In: Statistics and Probability
As you increase your confidence level, the associated interval gets wider. At what point might the interval get so wide, it ceases to be of any use?
A confidence interval calculates the probability that a population parameter will fall between two set values. Confidence intervals measure the degree of uncertainty or certainty in a sampling method.
Suppose a group of researchers is studying the heights of high school basketball players. The researchers take a random sample from the population and establish a mean height of 74 inches. The mean of 74 inches is a point estimate of the population mean. A point estimate by itself is of limited usefulness because it does not reveal the uncertainty associated with the estimate; you do not have a good sense of how far away this 74-inch sample means might be from the population mean. What's missing is the degree of uncertainty in this single sample.
Confidence intervals provide more information than point estimates. By establishing a 95% confidence interval using the sample's mean and standard deviation, and assuming a normal distribution as represented by the bell curve, the researchers arrive at an upper and lower bound that contains the true mean 95% of the time.

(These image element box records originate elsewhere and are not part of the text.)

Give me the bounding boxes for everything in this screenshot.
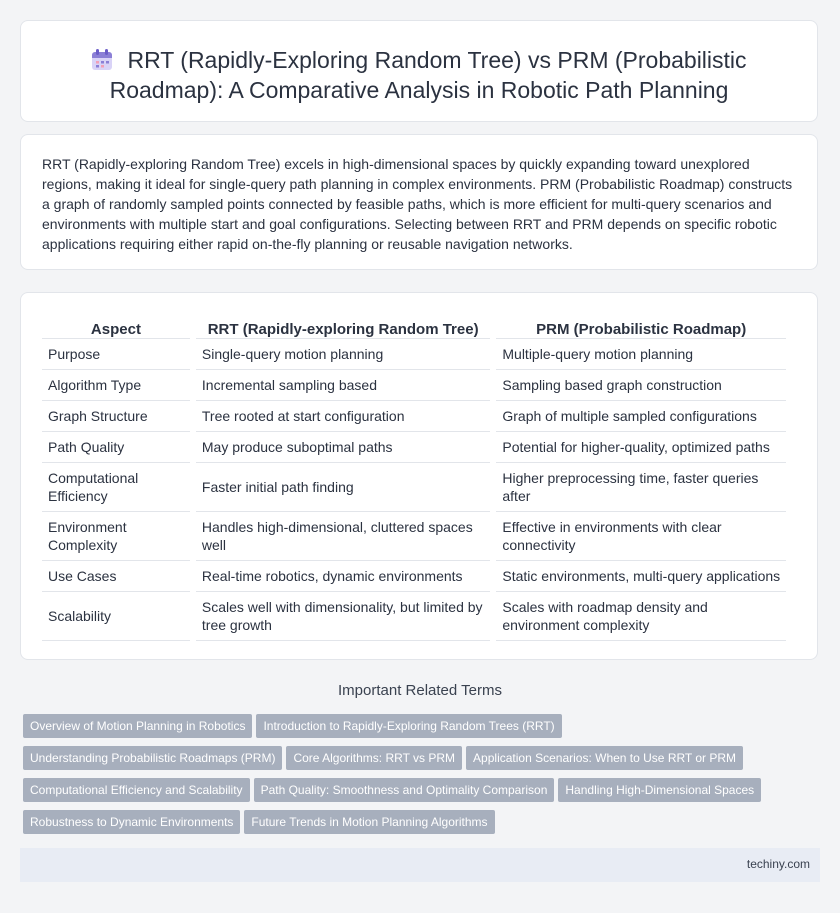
related-term-tag[interactable]: Robustness to Dynamic Environments [23, 810, 240, 834]
tag-row [23, 778, 823, 810]
table-row [42, 512, 786, 561]
table-header-row [42, 315, 786, 339]
cell-rrt: Tree rooted at start configuration [196, 401, 490, 432]
tag-row [23, 714, 823, 746]
cell-aspect: Scalability [42, 592, 190, 641]
intro-paragraph: RRT (Rapidly-exploring Random Tree) excels in high-dimensional spaces by quickly expanding toward unexplored regions, making it ideal for single-query path planning in complex environments. PRM (Probabilistic Roadmap) constructs a graph of randomly sampled points connected by feasible paths, which is more efficient for multi-query scenarios and environments with multiple start and goal configurations. Selecting between RRT and PRM depends on specific robotic applications requiring either rapid on-the-fly planning or reusable navigation networks. [42, 156, 793, 252]
related-term-tag[interactable]: Introduction to Rapidly-Exploring Random Trees (RRT) [256, 714, 561, 738]
cell-rrt: Incremental sampling based [196, 370, 490, 401]
related-term-tag[interactable]: Path Quality: Smoothness and Optimality Comparison [254, 778, 555, 802]
cell-rrt: May produce suboptimal paths [196, 432, 490, 463]
cell-rrt: Faster initial path finding [196, 463, 490, 512]
cell-rrt: Real-time robotics, dynamic environments [196, 561, 490, 592]
cell-prm: Effective in environments with clear connectivity [496, 512, 786, 561]
cell-rrt: Single-query motion planning [196, 339, 490, 370]
comparison-table [36, 315, 792, 641]
cell-prm: Scales with roadmap density and environment complexity [496, 592, 786, 641]
cell-prm: Multiple-query motion planning [496, 339, 786, 370]
footer [20, 848, 820, 882]
related-term-tag[interactable]: Understanding Probabilistic Roadmaps (PRM) [23, 746, 282, 770]
related-term-tag[interactable]: Computational Efficiency and Scalability [23, 778, 250, 802]
tag-row [23, 746, 823, 778]
table-row [42, 463, 786, 512]
page-title [41, 45, 797, 105]
cell-prm: Graph of multiple sampled configurations [496, 401, 786, 432]
cell-aspect: Purpose [42, 339, 190, 370]
cell-prm: Higher preprocessing time, faster queries after [496, 463, 786, 512]
calendar-icon [91, 49, 113, 71]
related-term-tag[interactable]: Core Algorithms: RRT vs PRM [286, 746, 462, 770]
cell-rrt: Scales well with dimensionality, but limited by tree growth [196, 592, 490, 641]
cell-aspect: Use Cases [42, 561, 190, 592]
table-row [42, 339, 786, 370]
table-row [42, 432, 786, 463]
related-term-tag[interactable]: Overview of Motion Planning in Robotics [23, 714, 252, 738]
header-prm: PRM (Probabilistic Roadmap) [496, 315, 786, 339]
table-row [42, 370, 786, 401]
title-card [20, 20, 818, 122]
related-term-tag[interactable]: Future Trends in Motion Planning Algorithms [244, 810, 494, 834]
related-term-tag[interactable]: Handling High-Dimensional Spaces [558, 778, 761, 802]
cell-prm: Potential for higher-quality, optimized paths [496, 432, 786, 463]
cell-aspect: Computational Efficiency [42, 463, 190, 512]
cell-aspect: Environment Complexity [42, 512, 190, 561]
table-row [42, 592, 786, 641]
cell-prm: Sampling based graph construction [496, 370, 786, 401]
comparison-card [20, 292, 818, 660]
related-terms-list [23, 714, 823, 842]
header-aspect: Aspect [42, 315, 190, 339]
footer-site: techiny.com [746, 857, 810, 871]
table-row [42, 401, 786, 432]
cell-aspect: Path Quality [42, 432, 190, 463]
page-title-text: RRT (Rapidly-Exploring Random Tree) vs PRM (Probabilistic Roadmap): A Comparative Analysis in Robotic Path Planning [109, 47, 747, 103]
table-row [42, 561, 786, 592]
related-terms-heading: Important Related Terms [338, 682, 502, 699]
cell-aspect: Algorithm Type [42, 370, 190, 401]
cell-rrt: Handles high-dimensional, cluttered spaces well [196, 512, 490, 561]
cell-aspect: Graph Structure [42, 401, 190, 432]
cell-prm: Static environments, multi-query applications [496, 561, 786, 592]
header-rrt: RRT (Rapidly-exploring Random Tree) [196, 315, 490, 339]
tag-row [23, 810, 823, 842]
intro-card [20, 134, 818, 270]
related-term-tag[interactable]: Application Scenarios: When to Use RRT or PRM [466, 746, 743, 770]
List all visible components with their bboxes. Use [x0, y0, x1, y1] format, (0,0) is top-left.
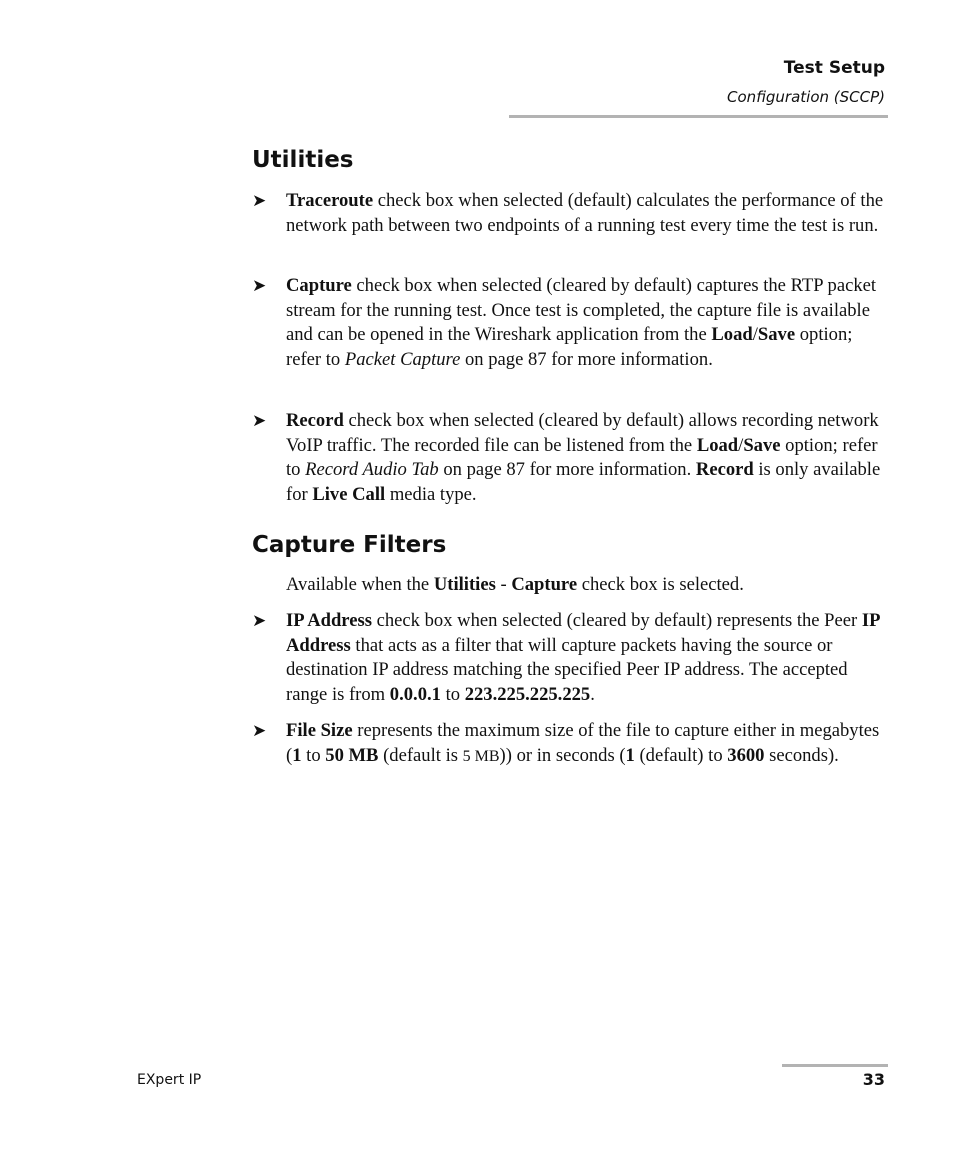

Assume the interval is between 72 inches and 76 inches. If the researchers take 100 random samples from the population of high school basketball players as a whole, the mean should fall between 72 and 76 inches in 95 of those samples.
If the researchers want even greater confidence, they can expand the interval to 99% confidence. Doing so invariably creates a broader range, as it makes room for a greater number of sample means. If they establish the 99% confidence interval as being between 70 inches and 78 inches, they can expect 99 of 100 samples evaluated to contain a mean value between these numbers. A 90% confidence level means that we would expect 90% of the interval estimates to include the population parameter. Likewise, a 99% confidence level means that 95% of the intervals would include the parameter.
When the confidence interval exceeds the 99% mark, it becomes useless, it defines nothing then. As you already know the associated interval that belongs to a 100% confidence interval, it's the whole dataset. Hence, it is not advisable to use a 100% confidence interval.